Because this plan is so low in calories, you should only follow it under medical supervision, or you risk nutritional deficiencies and rapid weight loss followed by weight regain. You may also need a vitamin supplement to make sure your nutritional needs are met. Seek guidance from your health care provider.
Custom Medifast Guidelines
To follow a DIY Medifast plan, you'll need to count calories, carbohydrates and protein initially. Once you get a feel for the amount of macronutrients in food, you won't need to count. A good place for most dieters to start is to aim for 1,300 calories, 70 to 80 grams of protein and 60 to 70 grams of carbohydrates Note that this is below the typical minimum calorie intake for men, which is 1,800 calories.
Getting enough protein helps retain the lean mass you already have, and cutting back on carbohydrates is shown to boost fat loss and improve the way your body handles sugar. Spread your calories out throughout the day. For example, aim to have a 250-calorie breakfast, two 375-calorie main meals and three 100-calorie snacks between meals. This allows you to eat six times a day, which helps minimize hunger.
Have Protein With Each Meal
The Medifast plan consists of packaged meals formulated to have adequate protein. To imitate this, make sure to have some protein with each of your meals and snacks. Protein-rich, low-calorie foods you can have for breakfast include eggs, 100-calorie yogurt, low-fat string cheese, tofu and nonfat cottage cheese. For main meals, try low-calorie, protein-rich options such as tuna, tilapia, salmon, halibut, chicken and turkey breast, lentils, soy foods, shrimp, sirloin and 98-percent-lean ground beef.

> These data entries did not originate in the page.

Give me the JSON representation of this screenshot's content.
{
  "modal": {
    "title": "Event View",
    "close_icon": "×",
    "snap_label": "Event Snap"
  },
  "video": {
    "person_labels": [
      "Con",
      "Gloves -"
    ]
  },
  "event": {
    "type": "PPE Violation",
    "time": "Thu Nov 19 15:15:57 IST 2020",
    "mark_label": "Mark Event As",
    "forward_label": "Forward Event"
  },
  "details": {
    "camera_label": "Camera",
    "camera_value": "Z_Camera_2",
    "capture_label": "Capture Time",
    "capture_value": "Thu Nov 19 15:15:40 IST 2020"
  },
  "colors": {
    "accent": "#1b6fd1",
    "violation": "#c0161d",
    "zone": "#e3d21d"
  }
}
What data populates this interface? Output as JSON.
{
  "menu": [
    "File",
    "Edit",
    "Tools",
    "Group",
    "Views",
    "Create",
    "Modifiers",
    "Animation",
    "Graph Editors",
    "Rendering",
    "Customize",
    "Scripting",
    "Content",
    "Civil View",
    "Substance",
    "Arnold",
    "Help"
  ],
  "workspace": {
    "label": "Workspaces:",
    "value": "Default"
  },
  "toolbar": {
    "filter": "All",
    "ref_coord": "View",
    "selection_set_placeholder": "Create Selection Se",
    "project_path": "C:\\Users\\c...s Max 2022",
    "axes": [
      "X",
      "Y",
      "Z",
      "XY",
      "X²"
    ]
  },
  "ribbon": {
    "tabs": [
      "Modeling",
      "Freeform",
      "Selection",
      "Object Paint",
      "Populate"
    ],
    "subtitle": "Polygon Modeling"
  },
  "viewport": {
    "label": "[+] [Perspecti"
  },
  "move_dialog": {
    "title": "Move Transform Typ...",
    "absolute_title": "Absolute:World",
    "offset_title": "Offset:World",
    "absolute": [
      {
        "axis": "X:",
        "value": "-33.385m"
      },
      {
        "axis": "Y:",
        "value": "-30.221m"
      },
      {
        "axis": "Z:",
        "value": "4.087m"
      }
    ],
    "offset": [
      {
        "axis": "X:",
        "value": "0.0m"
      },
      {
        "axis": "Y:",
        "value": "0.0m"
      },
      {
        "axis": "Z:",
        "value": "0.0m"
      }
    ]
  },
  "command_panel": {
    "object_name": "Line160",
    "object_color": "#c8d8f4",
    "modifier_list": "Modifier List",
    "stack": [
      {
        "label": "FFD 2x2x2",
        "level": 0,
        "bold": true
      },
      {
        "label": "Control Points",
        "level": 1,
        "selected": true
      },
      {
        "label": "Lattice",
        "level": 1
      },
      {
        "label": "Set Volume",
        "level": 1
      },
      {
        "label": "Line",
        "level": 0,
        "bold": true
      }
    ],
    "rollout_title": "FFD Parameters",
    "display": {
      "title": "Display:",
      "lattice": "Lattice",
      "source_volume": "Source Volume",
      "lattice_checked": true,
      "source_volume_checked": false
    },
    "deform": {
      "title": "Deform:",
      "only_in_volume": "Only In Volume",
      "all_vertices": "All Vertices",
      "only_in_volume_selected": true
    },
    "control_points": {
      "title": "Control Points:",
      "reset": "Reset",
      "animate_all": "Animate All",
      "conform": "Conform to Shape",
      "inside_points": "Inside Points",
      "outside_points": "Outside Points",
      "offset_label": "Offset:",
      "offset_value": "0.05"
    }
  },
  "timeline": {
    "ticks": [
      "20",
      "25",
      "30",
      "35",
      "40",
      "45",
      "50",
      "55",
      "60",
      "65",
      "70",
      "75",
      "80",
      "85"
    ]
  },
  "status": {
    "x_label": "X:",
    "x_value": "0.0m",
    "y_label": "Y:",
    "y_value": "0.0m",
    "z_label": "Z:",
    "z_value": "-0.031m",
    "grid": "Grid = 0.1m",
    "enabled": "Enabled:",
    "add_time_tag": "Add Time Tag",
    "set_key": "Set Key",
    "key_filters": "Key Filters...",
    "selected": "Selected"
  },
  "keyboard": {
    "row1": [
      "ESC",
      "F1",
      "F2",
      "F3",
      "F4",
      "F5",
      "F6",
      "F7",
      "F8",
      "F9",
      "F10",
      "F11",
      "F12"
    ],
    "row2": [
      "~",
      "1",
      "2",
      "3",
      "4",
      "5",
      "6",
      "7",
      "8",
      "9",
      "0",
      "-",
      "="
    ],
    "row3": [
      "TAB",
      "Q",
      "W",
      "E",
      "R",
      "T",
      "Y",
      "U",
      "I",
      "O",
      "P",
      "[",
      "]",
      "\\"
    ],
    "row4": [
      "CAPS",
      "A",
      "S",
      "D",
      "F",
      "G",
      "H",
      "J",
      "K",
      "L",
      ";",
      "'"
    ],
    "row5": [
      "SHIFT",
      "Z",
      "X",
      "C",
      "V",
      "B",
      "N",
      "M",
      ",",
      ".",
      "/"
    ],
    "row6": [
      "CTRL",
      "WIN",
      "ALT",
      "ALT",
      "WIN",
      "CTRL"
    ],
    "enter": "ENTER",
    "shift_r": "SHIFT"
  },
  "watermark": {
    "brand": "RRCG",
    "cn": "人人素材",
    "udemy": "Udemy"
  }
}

Choose Nonstarchy Vegetables and Fruit
In addition to lean protein, have nonstarchy veggies with your main meals and fit them in with your snacks and breakfast as much as possible. Nonstarchy vegetables are naturally low in carbohydrates and have a low glycemic index, which refers to how quickly a carbohydrate food raises your blood sugar. Dark leafy greens are some of the best choices. They're very low in calories and packed with micronutrients. Other good choices include asparagus, brussels sprouts, broccoli, cucumber, cauliflower, squash, eggplant and artichoke.
When you crave something sweet, snack on low-glycemic fruit. Foods with a low GI have a glycemic index of 55 or less. Fruits with a GI of 55 or lower include cherries, grapefruit, oranges, apples, peaches, pears, plums, strawberries, grapes, mango and bananas.
Tips for Creating Your Own Very-Low-Calorie Diet
It's typical to follow a very-low-calorie meal plan for 12 to 16 weeks, or until you reach your goal weight. Remember, unless you make permanent diet and lifestyle changes, it's likely you'll regain the weight you lost.
Purchase a food scale from your local retail store. You'll need to weigh your food in order to count calories and macronutrients. On a very-low-calorie diet, you can't afford to guess the calorie content when preparing meals.
In addition to the regular recommendation of eight glasses of water, drink other no-calorie fluids, such as tea without sugar and zero-calorie flavored watered. This helps to keep you from feeling deprived.
While on this plan, try to eat mostly lean meats, nonstarchy vegetables and low-glycemic fruits. If you must deviate from this and have a treat, choose options like sugar-free gelatin and pudding, as well as packaged 100-calorie snacks. Save these as an occasional treat so that you don't compromise your weight loss.